La obediencia estaba tan profundamente arraigada en él que llegó a dar dos pasos, automáticamente, hacia donde lo llamaba la voz antes de detenerse. Junto al cuerpo, los puños se le tensaron con violencia.
(¡No eres real! ¡Cara falsa! ¡Ya sé lo que eres! ¡Quítate la máscara!).
—¡Danny! —se reiteró el rugido—. ¡Ven aquí, cachorro! ¡Ven aquí y tómatela como un hombre!
Un retumbar profundo y hueco, el del mazo al abatirse contra la pared. Cuando la voz volvió a tronar su nombre, había cambiado de lugar: ahora estaba más cerca. En el mundo de las cosas reales, la cacería comenzaba.
Danny escapó. Sin hacer ruido sobre la espesa alfombra, pasó corriendo frente a las puertas cerradas, a lo largo del sedoso papel estampado, junto al extintor de incendios asegurado a la esquina de la pared. Tras una breve vacilación, echó a correr por el último pasillo. Al final no había nada más que una puerta cerrada; ya no quedaba por dónde escapar.
Pero el palo seguía allí, todavía apoyado contra la pared, donde lo había dejado papá.
Danny lo atrapó, lo levantó, estiró el cuello para mirar la trampilla. En el extremo del palo había un gancho que había que ensartar en una argolla fija en la trampilla. Y entonces…

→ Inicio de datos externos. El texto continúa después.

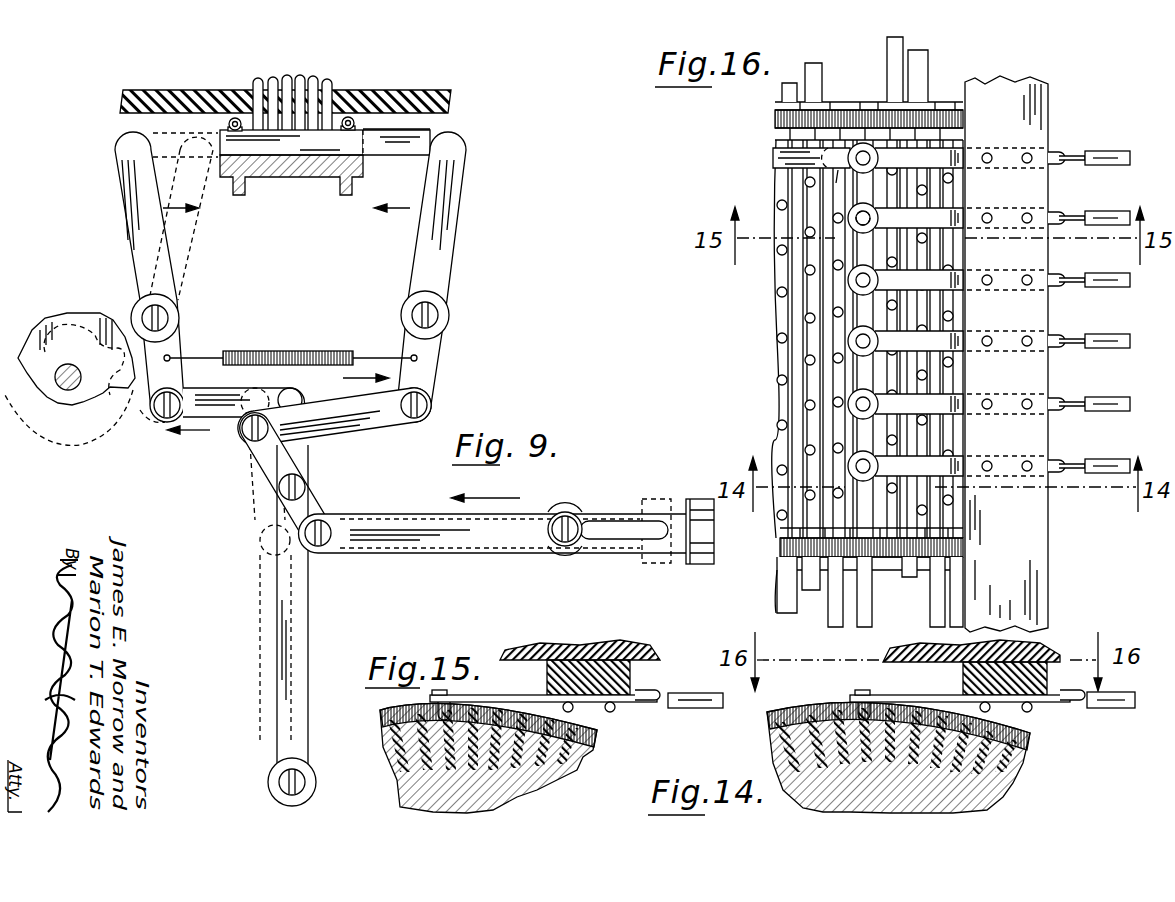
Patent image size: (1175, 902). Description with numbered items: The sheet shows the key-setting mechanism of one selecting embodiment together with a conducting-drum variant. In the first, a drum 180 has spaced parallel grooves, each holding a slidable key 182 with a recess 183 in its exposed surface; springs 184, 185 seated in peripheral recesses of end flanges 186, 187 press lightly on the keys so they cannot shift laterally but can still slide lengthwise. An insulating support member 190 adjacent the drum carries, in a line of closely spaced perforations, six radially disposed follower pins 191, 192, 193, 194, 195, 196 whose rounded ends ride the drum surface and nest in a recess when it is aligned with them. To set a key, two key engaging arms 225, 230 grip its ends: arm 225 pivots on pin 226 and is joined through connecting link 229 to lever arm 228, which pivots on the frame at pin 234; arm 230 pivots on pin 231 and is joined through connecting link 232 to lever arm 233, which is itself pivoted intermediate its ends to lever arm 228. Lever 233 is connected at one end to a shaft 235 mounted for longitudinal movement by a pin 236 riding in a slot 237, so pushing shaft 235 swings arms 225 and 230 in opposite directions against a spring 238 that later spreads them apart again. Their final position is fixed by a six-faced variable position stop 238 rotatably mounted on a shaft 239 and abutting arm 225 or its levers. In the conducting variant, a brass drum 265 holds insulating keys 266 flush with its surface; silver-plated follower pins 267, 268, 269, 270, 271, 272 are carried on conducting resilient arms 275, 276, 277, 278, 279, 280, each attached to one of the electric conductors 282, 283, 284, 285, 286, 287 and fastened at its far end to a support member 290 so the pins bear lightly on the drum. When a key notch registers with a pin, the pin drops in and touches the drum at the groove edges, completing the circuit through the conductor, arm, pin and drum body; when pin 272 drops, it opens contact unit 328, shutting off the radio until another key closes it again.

In FIG. 9, the drum 180 is at (350, 179).
In FIG. 9, the key 182 is at (413, 146).
In FIG. 9, the recess 183 is at (294, 142).
In FIG. 9, the spring 184 is at (228, 124).
In FIG. 9, the spring 185 is at (356, 122).
In FIG. 9, the flange 186 is at (218, 131).
In FIG. 9, the flange 187 is at (364, 131).
In FIG. 9, the support member 190 is at (453, 101).
In FIG. 9, the follower pin 191 is at (253, 84).
In FIG. 9, the follower pin 192 is at (270, 80).
In FIG. 9, the follower pin 193 is at (286, 78).
In FIG. 9, the follower pin 194 is at (300, 79).
In FIG. 9, the follower pin 195 is at (314, 80).
In FIG. 9, the follower pin 196 is at (330, 86).
In FIG. 9, the key engaging arm 225 is at (135, 200).
In FIG. 9, the pin 226 is at (168, 318).
In FIG. 9, the lever arm 228 is at (306, 594).
In FIG. 9, the connecting link 229 is at (222, 393).
In FIG. 9, the key engaging arm 230 is at (443, 165).
In FIG. 9, the pin 231 is at (440, 316).
In FIG. 9, the connecting link 232 is at (357, 420).
In FIG. 9, the lever arm 233 is at (267, 458).
In FIG. 9, the pin 234 is at (278, 781).
In FIG. 9, the shaft 235 is at (463, 540).
In FIG. 9, the pin 236 is at (574, 517).
In FIG. 9, the slot 237 is at (612, 533).
In FIG. 9, the spring and variable position stop 238 is at (70, 325).
In FIG. 9, the shaft 239 is at (62, 389).
In FIG. 16, the drum 265 is at (772, 364).
In FIG. 15, the drum 265 is at (497, 800).
In FIG. 14, the drum 265 is at (993, 803).
In FIG. 16, the key 266 is at (862, 628).
In FIG. 15, the key 266 is at (573, 767).
In FIG. 14, the key 266 is at (1027, 767).
In FIG. 16, the follower pin 267 is at (870, 466).
In FIG. 14, the follower pin 267 is at (856, 697).
In FIG. 16, the follower pin 268 is at (870, 404).
In FIG. 16, the follower pin 269 is at (870, 341).
In FIG. 16, the follower pin 270 is at (870, 280).
In FIG. 16, the follower pin 271 is at (870, 218).
In FIG. 15, the follower pin 271 is at (430, 697).
In FIG. 16, the follower pin 272 is at (870, 158).
In FIG. 16, the resilient arm 275 is at (947, 467).
In FIG. 14, the resilient arm 275 is at (892, 693).
In FIG. 16, the resilient arm 276 is at (947, 405).
In FIG. 16, the resilient arm 277 is at (946, 342).
In FIG. 16, the resilient arm 278 is at (946, 281).
In FIG. 16, the resilient arm 279 is at (946, 219).
In FIG. 15, the resilient arm 279 is at (470, 696).
In FIG. 16, the resilient arm 280 is at (953, 160).
In FIG. 16, the electric conductor 282 is at (1098, 459).
In FIG. 14, the electric conductor 282 is at (1117, 704).
In FIG. 16, the electric conductor 283 is at (1098, 397).
In FIG. 16, the electric conductor 284 is at (1098, 334).
In FIG. 16, the electric conductor 285 is at (1097, 273).
In FIG. 16, the electric conductor 286 is at (1100, 211).
In FIG. 15, the electric conductor 286 is at (695, 704).
In FIG. 16, the electric conductor 287 is at (1100, 151).
In FIG. 16, the support member 290 is at (1032, 541).
In FIG. 15, the support member 290 is at (630, 677).
In FIG. 14, the support member 290 is at (965, 678).
In FIG. 16, the contact unit 328 is at (832, 175).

De la trampilla pendía un candado «Yale», flamante. Era el que Jack Torrance había colocado en el cerrojo después de instalar las ratoneras para el caso de que a su hijo se le ocurriera algún día la idea de hacer una exploración por allí.
Un candado. El terror lo invadió.
Tras él, aquello venía, torpemente, tambaleándose, ya a la altura de la suite presidencial, haciendo silbar malignamente en el aire el mazo de roque.
Danny retrocedió contra la última puerta, infranqueable, y lo esperó.